News

ArcUser Online


Search ArcUser

 

E-mail to a Friend

Enterprise Geodatabase 101
A review of design and key features for GIS managers and database administrators
By Derek Law, Esri Product Management

Summary

This article provides a general overview of the enterprise geodatabase—its key features, architecture, and implementation—designed for GIS managers and database administrators.

Because the enterprise geodatabase is one of the foundation elements for seamless, organization-wide use of GIS, management staff need a good understanding of its role and capabilities.

Figure 1, click to enlarge
Figure 1: Enterprise geodatabase tiers

The geodatabase is the native data format for ArcGIS. It is a data storage container that defines how data is stored, accessed, and managed by ArcGIS. The term geodatabase combines geo (spatial data) with database (specifically a relational database management system or RDBMS). ArcGIS 9.2 has three types of geodatabases: Microsoft Access-based personal geodatabases, file geodatabases, and ArcSDE geodatabases.

Personal and file geodatabases are designed for single users and small projects. ArcSDE geodatabases are scalable and designed for larger-scale use, ranging from medium to enterprise-wide implementations. These geodatabases require ArcSDE technology and are available at three levels (in ascending order of capacity and functionality): personal geodatabase (ArcSDE Personal), workgroup geodatabase (ArcSDE Workgroup), and enterprise geodatabase (ArcSDE Enterprise). This article deals with ArcSDE enterprise geodatabases.

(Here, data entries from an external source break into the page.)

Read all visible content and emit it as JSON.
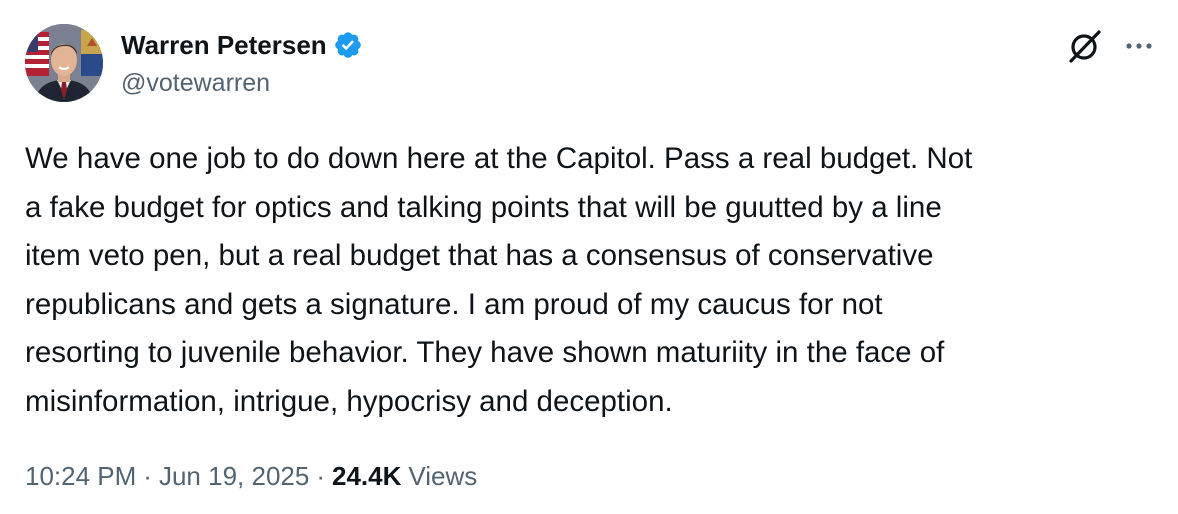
{
  "author": {
    "display_name": "Warren Petersen",
    "handle": "@votewarren",
    "verified": true,
    "verified_color": "#1d9bf0"
  },
  "icons": {
    "avatar": "profile-photo",
    "verified": "verified-badge-icon",
    "grok": "grok-icon",
    "more": "more-options-icon"
  },
  "tweet": {
    "lines": [
      "We have one job to do down here at the Capitol. Pass a real budget.  Not",
      "a fake budget for optics and talking points that will be guutted by a line",
      "item veto pen, but a real budget that has a consensus of conservative",
      "republicans and gets a signature.  I am proud of my caucus for not",
      "resorting to juvenile behavior. They have shown maturiity in the face of",
      "misinformation, intrigue, hypocrisy and deception."
    ]
  },
  "meta": {
    "time": "10:24 PM",
    "separator": "·",
    "date": "Jun 19, 2025",
    "views_count": "24.4K",
    "views_label": "Views"
  },
  "colors": {
    "text_primary": "#0f1419",
    "text_secondary": "#536471",
    "accent": "#1d9bf0"
  }
}
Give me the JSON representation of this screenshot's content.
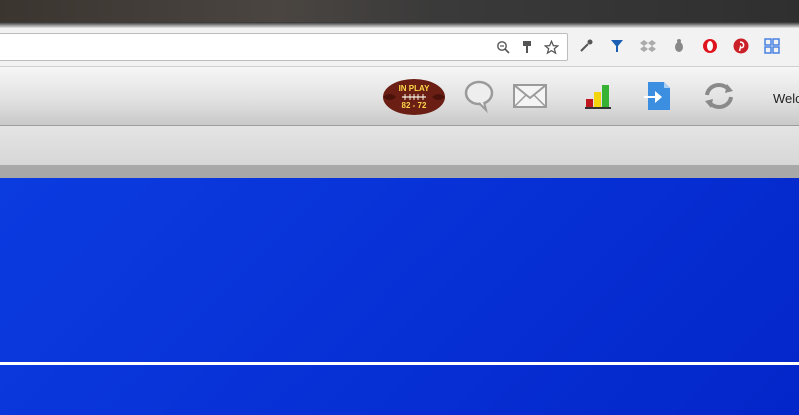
{
  "browser": {
    "omnibox_icons": [
      "zoom-icon",
      "brush-icon",
      "star-icon"
    ],
    "extension_icons": [
      "eyedropper-icon",
      "filter-icon",
      "dropbox-icon",
      "bug-icon",
      "opera-icon",
      "pinterest-icon",
      "grid-icon"
    ]
  },
  "app": {
    "badge": {
      "line1": "IN PLAY",
      "line2": "82 - 72"
    },
    "icons": [
      "chat-icon",
      "mail-icon",
      "stats-icon",
      "login-icon",
      "sync-icon"
    ],
    "welcome_text": "Welc"
  },
  "colors": {
    "content_blue": "#0a33d8",
    "badge_text": "#ffd84a",
    "football_brown": "#6b1f14"
  }
}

Understanding Enterprise Geodatabase Architecture

At a conceptual level, an enterprise geodatabase consists of a multitier architecture that implements advanced logic and behavior in the application tier (e.g., ArcGIS software) on top of a data storage tier (e.g., RDBMS software). The application tier can be further subdivided into two parts—ArcObjects and ArcSDE technology. The responsibility for managing geographic data in an enterprise geodatabase is shared between ArcGIS and whichever RDBMS is used.

On the data storage tier, RDBMS software provides a simple, formal data model for storing and managing information in tables. The schema of an enterprise geodatabase is persisted in the RDBMS as a collection of tables known as the ArcSDE Repository. Aspects related to data storage and retrieval are implemented as simple tables and certain aspects of geographic data management, such as disk-based storage, definition of attribute types, query processing, and multiuser transaction processing, are executed by the RDBMS. IBM DB2, IBM Informix, Oracle, and Microsoft SQL Server platforms are currently supported by ArcGIS. At version 9.3, PostgreSQL will be supported.

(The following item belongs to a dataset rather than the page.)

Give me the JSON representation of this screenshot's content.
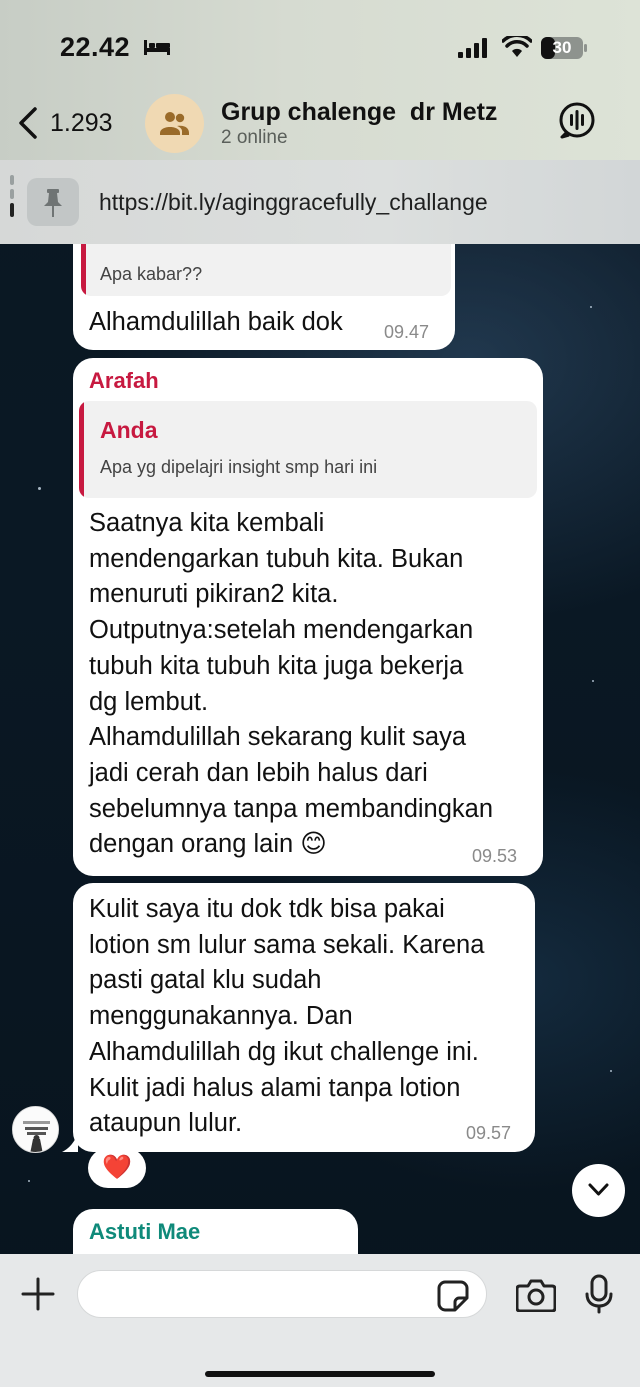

ArcSDE technology forms the middle tier. Prior to ArcGIS 9.2, ArcSDE was a separate software product. At ArcGIS 9.2, ArcSDE was integrated into both ArcGIS Desktop and ArcGIS Server and is now formally known as ArcSDE technology. As the gateway between GIS clients and an RDBMS, ArcSDE serves spatial data and enables that data to be accessed and managed within an RDBMS. It is implemented as several components—a directory of executables, a set of tables and stored procedures in the database (i.e., the ArcSDE Repository), and an optional service. These components will be discussed in more detail.

TableFunction
server_configContains parameters and values that define how the ArcSDE server uses memory and is read each time the ArcSDE service starts. During the ArcSDE postinstallation, its contents are populated by a file named giomgr.defs.
dbtuneLists configuration keywords for data objects in the geodatabase such as feature classes, raster datasets, topologies, and networks. Configuration keywords are used during data loading and define how the datasets are stored in the geodatabase. Geodatabase administrators can use a file named dbtune.sde to manage the configuration keywords used by the enterprise geodatabase.
table_registryManages all the registered tables of the enterprise geodatabase including all geodatabase system tables and datasets (e.g., feature classes and raster datasets) registered with the geodatabase.
LayersMaintains data about each feature class in the geodatabase. This information helps build and maintain spatial indexes, ensures proper shape types, and maintains data integrity.
raster_columnsMaintains data about each raster dataset in the geodatabase and helps keep track of the supporting tables for a raster dataset such as the band, block, and auxiliary tables.
Figure 2: Key tables in the ArcSDE Respository

ArcSDE technology provides fundamental capabilities that include

  • Access and storage of simple feature geometry in the RDBMS
  • Support for native RDBMS spatial types (if available)
  • Spatial data integrity
  • Multiuser editing environment (i.e., versioning)
  • Support for complex GIS workflows and long transactions
  • Geospatial data integration with other information technologies

The upper level of the application tier, ArcObjects, implements geodatabase application logic. This set of platform-independent software components is written in C++ and provides services to support GIS applications as thick clients on the desktop and thin clients on the server. This technology component is built into GIS clients (e.g., ArcGIS Desktop) and implements more complex object behavior and integrity constraints on simple features, such as points, lines, and polygons, stored in an RDBMS. In other words, ArcObjects implements behavior on the feature geometries. Feature classes, feature datasets, raster catalogs, topologies, networks, and terrains are all examples of geospatial data elements within the geodatabase data model for which ArcObjects provides the application logic that implements GIS behavior on top of simple spatial features stored in an RDBMS.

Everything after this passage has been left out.